Many people in this place will know that my husband is a paramedic. Ambos do not talk about what they do; it is one of those coping mechanisms. It is quite interesting nowadays that when he comes home from work and the kids say, ‘What did you do today, Daddy?’ generally the answer is that some guy’s heart did not work or something like that. Occasionally, if he is fairly quiet, it will be, ‘We were at a work site and there was a terrible accident.’ The terrible accidents he has seen over the years are fairly frightening. On one occasion he did recount that someone was electrocuted on a work site. He said the smell would never leave him. Again, you do not expect that to be part and parcel of going to work.

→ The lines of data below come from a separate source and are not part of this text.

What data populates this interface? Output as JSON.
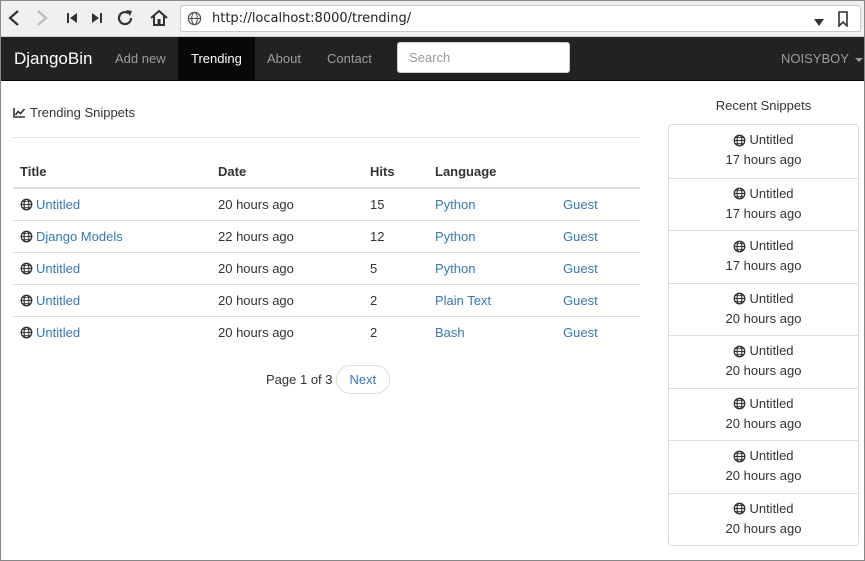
{
  "browser": {
    "url": "http://localhost:8000/trending/",
    "icons": [
      "back-icon",
      "forward-icon",
      "first-icon",
      "last-icon",
      "reload-icon",
      "home-icon",
      "globe-icon",
      "dropdown-icon",
      "bookmark-icon"
    ]
  },
  "navbar": {
    "brand": "DjangoBin",
    "items": [
      {
        "label": "Add new",
        "active": false
      },
      {
        "label": "Trending",
        "active": true
      },
      {
        "label": "About",
        "active": false
      },
      {
        "label": "Contact",
        "active": false
      }
    ],
    "search_placeholder": "Search",
    "user": "NOISYBOY"
  },
  "main": {
    "title": "Trending Snippets",
    "table": {
      "headers": [
        "Title",
        "Date",
        "Hits",
        "Language",
        ""
      ],
      "rows": [
        {
          "title": "Untitled",
          "date": "20 hours ago",
          "hits": "15",
          "language": "Python",
          "user": "Guest"
        },
        {
          "title": "Django Models",
          "date": "22 hours ago",
          "hits": "12",
          "language": "Python",
          "user": "Guest"
        },
        {
          "title": "Untitled",
          "date": "20 hours ago",
          "hits": "5",
          "language": "Python",
          "user": "Guest"
        },
        {
          "title": "Untitled",
          "date": "20 hours ago",
          "hits": "2",
          "language": "Plain Text",
          "user": "Guest"
        },
        {
          "title": "Untitled",
          "date": "20 hours ago",
          "hits": "2",
          "language": "Bash",
          "user": "Guest"
        }
      ]
    },
    "pagination": {
      "text": "Page 1 of 3",
      "next": "Next"
    }
  },
  "sidebar": {
    "title": "Recent Snippets",
    "items": [
      {
        "title": "Untitled",
        "time": "17 hours ago"
      },
      {
        "title": "Untitled",
        "time": "17 hours ago"
      },
      {
        "title": "Untitled",
        "time": "17 hours ago"
      },
      {
        "title": "Untitled",
        "time": "20 hours ago"
      },
      {
        "title": "Untitled",
        "time": "20 hours ago"
      },
      {
        "title": "Untitled",
        "time": "20 hours ago"
      },
      {
        "title": "Untitled",
        "time": "20 hours ago"
      },
      {
        "title": "Untitled",
        "time": "20 hours ago"
      }
    ]
  },
  "colors": {
    "navbar_bg": "#222222",
    "navbar_active": "#080808",
    "link": "#337ab7"
  }
}
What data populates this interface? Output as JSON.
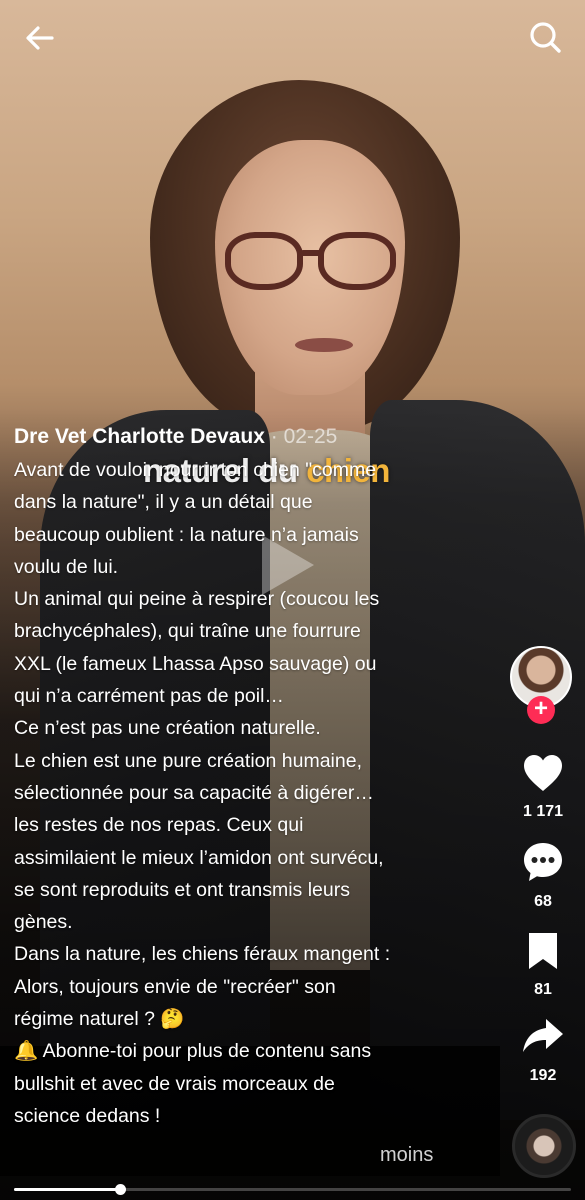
{
  "video": {
    "burned_caption": {
      "normal": "naturel du ",
      "highlight": "chien"
    },
    "progress": 0.19
  },
  "post": {
    "author": "Dre Vet Charlotte Devaux",
    "separator": " · ",
    "date": "02-25",
    "description_lines": [
      "Avant de vouloir nourrir ton chien \"comme",
      "dans la nature\", il y a un détail que",
      "beaucoup oublient : la nature n’a jamais",
      "voulu de lui.",
      "Un animal qui peine à respirer (coucou les",
      "brachycéphales), qui traîne une fourrure",
      "XXL (le fameux Lhassa Apso sauvage) ou",
      "qui n’a carrément pas de poil…",
      "Ce n’est pas une création naturelle.",
      "Le chien est une pure création humaine,",
      "sélectionnée pour sa capacité à digérer…",
      "les restes de nos repas. Ceux qui",
      "assimilaient le mieux l’amidon ont survécu,",
      "se sont reproduits et ont transmis leurs",
      "gènes.",
      "Dans la nature, les chiens féraux mangent :",
      "Alors, toujours envie de \"recréer\" son",
      "régime naturel ? 🤔",
      "🔔 Abonne-toi pour plus de contenu sans",
      "bullshit et avec de vrais morceaux de",
      "science dedans !"
    ],
    "less_label": "moins"
  },
  "actions": {
    "follow_symbol": "+",
    "likes": "1 171",
    "comments": "68",
    "saves": "81",
    "shares": "192"
  },
  "icons": {
    "back": "arrow-left-icon",
    "search": "search-icon",
    "like": "heart-icon",
    "comment": "comment-bubble-icon",
    "save": "bookmark-icon",
    "share": "share-arrow-icon"
  },
  "colors": {
    "follow": "#fe2c55",
    "caption_highlight": "#f2b43b"
  }
}
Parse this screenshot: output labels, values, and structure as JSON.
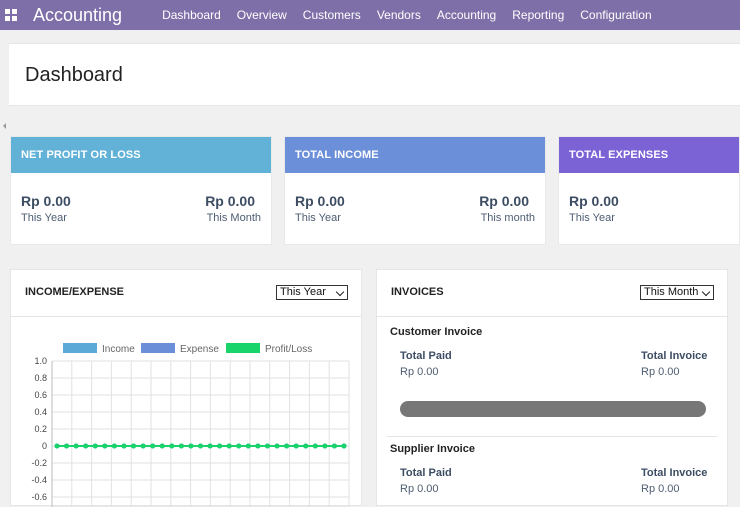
{
  "app": {
    "title": "Accounting"
  },
  "nav": [
    "Dashboard",
    "Overview",
    "Customers",
    "Vendors",
    "Accounting",
    "Reporting",
    "Configuration"
  ],
  "page": {
    "title": "Dashboard"
  },
  "kpis": [
    {
      "title": "NET PROFIT OR LOSS",
      "color": "#62b2d8",
      "left_value": "Rp 0.00",
      "left_label": "This Year",
      "right_value": "Rp 0.00",
      "right_label": "This Month"
    },
    {
      "title": "TOTAL INCOME",
      "color": "#6c8fd9",
      "left_value": "Rp 0.00",
      "left_label": "This Year",
      "right_value": "Rp 0.00",
      "right_label": "This month"
    },
    {
      "title": "TOTAL EXPENSES",
      "color": "#7b63d6",
      "left_value": "Rp 0.00",
      "left_label": "This Year"
    }
  ],
  "income_expense": {
    "title": "INCOME/EXPENSE",
    "filter": "This Year"
  },
  "invoices": {
    "title": "INVOICES",
    "filter": "This Month",
    "customer": {
      "heading": "Customer Invoice",
      "paid_label": "Total Paid",
      "paid_value": "Rp 0.00",
      "total_label": "Total Invoice",
      "total_value": "Rp 0.00",
      "paid_fraction": 0
    },
    "supplier": {
      "heading": "Supplier Invoice",
      "paid_label": "Total Paid",
      "paid_value": "Rp 0.00",
      "total_label": "Total Invoice",
      "total_value": "Rp 0.00"
    }
  },
  "chart_data": {
    "type": "line",
    "series": [
      {
        "name": "Income",
        "color": "#5aa9d6",
        "values": [
          0,
          0,
          0,
          0,
          0,
          0,
          0,
          0,
          0,
          0,
          0,
          0,
          0,
          0,
          0,
          0,
          0,
          0,
          0,
          0,
          0,
          0,
          0,
          0,
          0,
          0,
          0,
          0,
          0,
          0,
          0
        ]
      },
      {
        "name": "Expense",
        "color": "#6a8fd8",
        "values": [
          0,
          0,
          0,
          0,
          0,
          0,
          0,
          0,
          0,
          0,
          0,
          0,
          0,
          0,
          0,
          0,
          0,
          0,
          0,
          0,
          0,
          0,
          0,
          0,
          0,
          0,
          0,
          0,
          0,
          0,
          0
        ]
      },
      {
        "name": "Profit/Loss",
        "color": "#19d36b",
        "values": [
          0,
          0,
          0,
          0,
          0,
          0,
          0,
          0,
          0,
          0,
          0,
          0,
          0,
          0,
          0,
          0,
          0,
          0,
          0,
          0,
          0,
          0,
          0,
          0,
          0,
          0,
          0,
          0,
          0,
          0,
          0
        ]
      }
    ],
    "yticks": [
      "1.0",
      "0.8",
      "0.6",
      "0.4",
      "0.2",
      "0",
      "-0.2",
      "-0.4",
      "-0.6"
    ],
    "ylim": [
      -0.6,
      1.0
    ],
    "grid": true,
    "legend": "top"
  }
}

That is why we need good legislation. We need consistent legislation. We need it so that people understand it and can enforce it. On the whole, employers want to do the right thing. Unions want to do the right thing. They want to come together with a set of standards that they understand. Under Safe Work Australia we will have this bipartisan grouping, with representatives from the employer groups, the trade unions, the states and the Commonwealth coming together to ensure that we have consistency across the board. The previous government let this area fall. We are now picking it up and running with it.

The interesting thing about workplace fatalities is that they are concentrated within an age group—most commonly 35 to 44 years of age. Generally these are people with young families, so the cost and the impact are not just on the individual but on their family. It is also very interesting, if you go through the Notified fatalities statistical report, to see the types of accidents that occur. They are predominantly vehicle accidents, such as pedestrians struck by vehicles at work sites or workers struck by other moving objects, particularly in manufacturing and obviously within the agriculture area, with the rolling of farm equipment such as tractors. Another cause is workers being struck by falling objects. In my time at VicRoads another contractor was killed when, unfortunately, he was not given safety equipment at a site. He went up on a roof and a big gust of wind came along and he went with the roof. He did not get to go home. Other causes of death at work sites are falls from heights and electrocution.

We need to ensure, via this legislation, that there is a constructive process where everybody’s voice can be heard. We need to produce a set of legislation that will govern how OH&S and workers compensation are harmonised across the sector. I commend the bills to the House.